Anyway, I figred out that winning on 3x3 board is not always possible (at least not after 1 billion random moves). However it seems that 2x2 and 4x4 boards are always solvable.
I saw that game as "Camaleón Binario" (Binary Chameleon) in Cacumen 46 (1986) pages 8--13
Here are the relevant pages where it provides an strategy and an analysis of when a board is solvable. http://www.mediafire.com/download/ionr014ama4ranb/camaleon.cbz
(sorry, they are images and are in spanish, didn't want to spoil the solution but if you don't understand it I could pm you the general idea)
Wow, thanks! I have no idea how did you find a 30-year-old magazine and was able to remember about it... Now if someone could tell me the strategy because I think I'd learn Spanish faster than win this game
Actually, even 3x3 boards are solvable (not all of them, but then not all of 2x2 boards are solvable and so on!!)
This is since you can build up your own board from an empty one.

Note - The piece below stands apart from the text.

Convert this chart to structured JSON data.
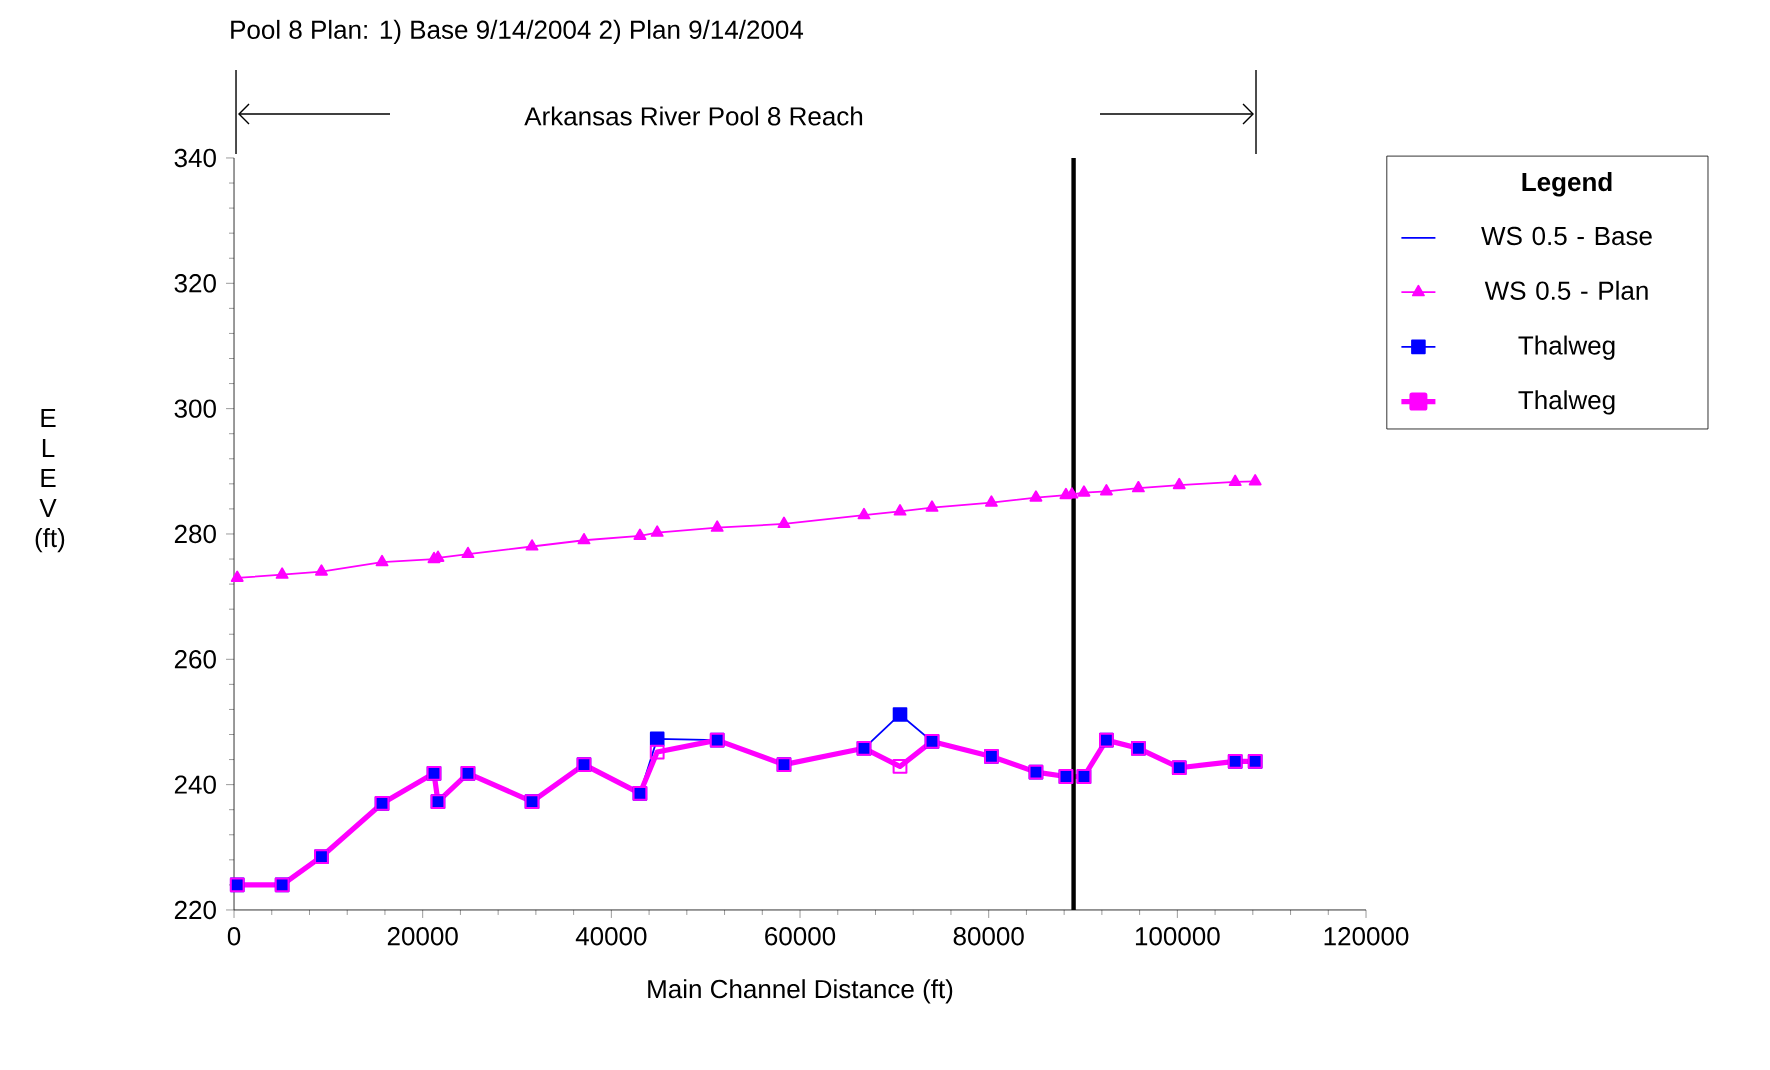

Then the solution is to reverse your steps.
I actually built a board-size-indipendent solver (It finds all possible combinations for a given board).

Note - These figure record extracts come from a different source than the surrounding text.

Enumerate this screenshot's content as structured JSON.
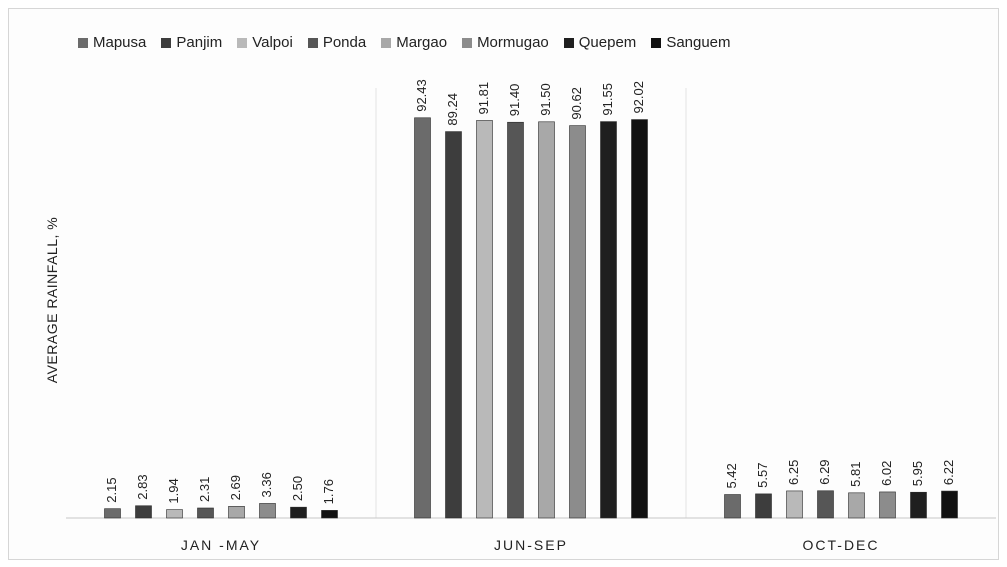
{
  "chart_data": {
    "type": "bar",
    "title": "",
    "xlabel": "",
    "ylabel": "AVERAGE RAINFALL, %",
    "ylim": [
      0,
      100
    ],
    "grid": false,
    "legend_position": "top",
    "categories": [
      "JAN -MAY",
      "JUN-SEP",
      "OCT-DEC"
    ],
    "series": [
      {
        "name": "Mapusa",
        "color": "#6b6b6b",
        "values": [
          2.15,
          92.43,
          5.42
        ]
      },
      {
        "name": "Panjim",
        "color": "#3d3d3d",
        "values": [
          2.83,
          89.24,
          5.57
        ]
      },
      {
        "name": "Valpoi",
        "color": "#b9b9b9",
        "values": [
          1.94,
          91.81,
          6.25
        ]
      },
      {
        "name": "Ponda",
        "color": "#565656",
        "values": [
          2.31,
          91.4,
          6.29
        ]
      },
      {
        "name": "Margao",
        "color": "#a8a8a8",
        "values": [
          2.69,
          91.5,
          5.81
        ]
      },
      {
        "name": "Mormugao",
        "color": "#8c8c8c",
        "values": [
          3.36,
          90.62,
          6.02
        ]
      },
      {
        "name": "Quepem",
        "color": "#1f1f1f",
        "values": [
          2.5,
          91.55,
          5.95
        ]
      },
      {
        "name": "Sanguem",
        "color": "#111111",
        "values": [
          1.76,
          92.02,
          6.22
        ]
      }
    ]
  }
}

At the third try it gave a good solution.
Here's the full source (by the way, the first testcase gets solved, too): http://ideone.com/slSGID
Note: The "solutions found" are actually all the possible steps that can be done for a given table.
It's not a path towards a solution.
-err: 3x3 tables only have 10 solutions (= 3x3 + default solution)
2x2 tables only have 5 solutions (= 2x2 + default solution)
which means I have a bug somewhere that doesn't allow the loop to repeat.
Was just thinking about permutations since there are 4 places to put them and only a filled or not filled. But that isn't really the case here and true they are different rotations.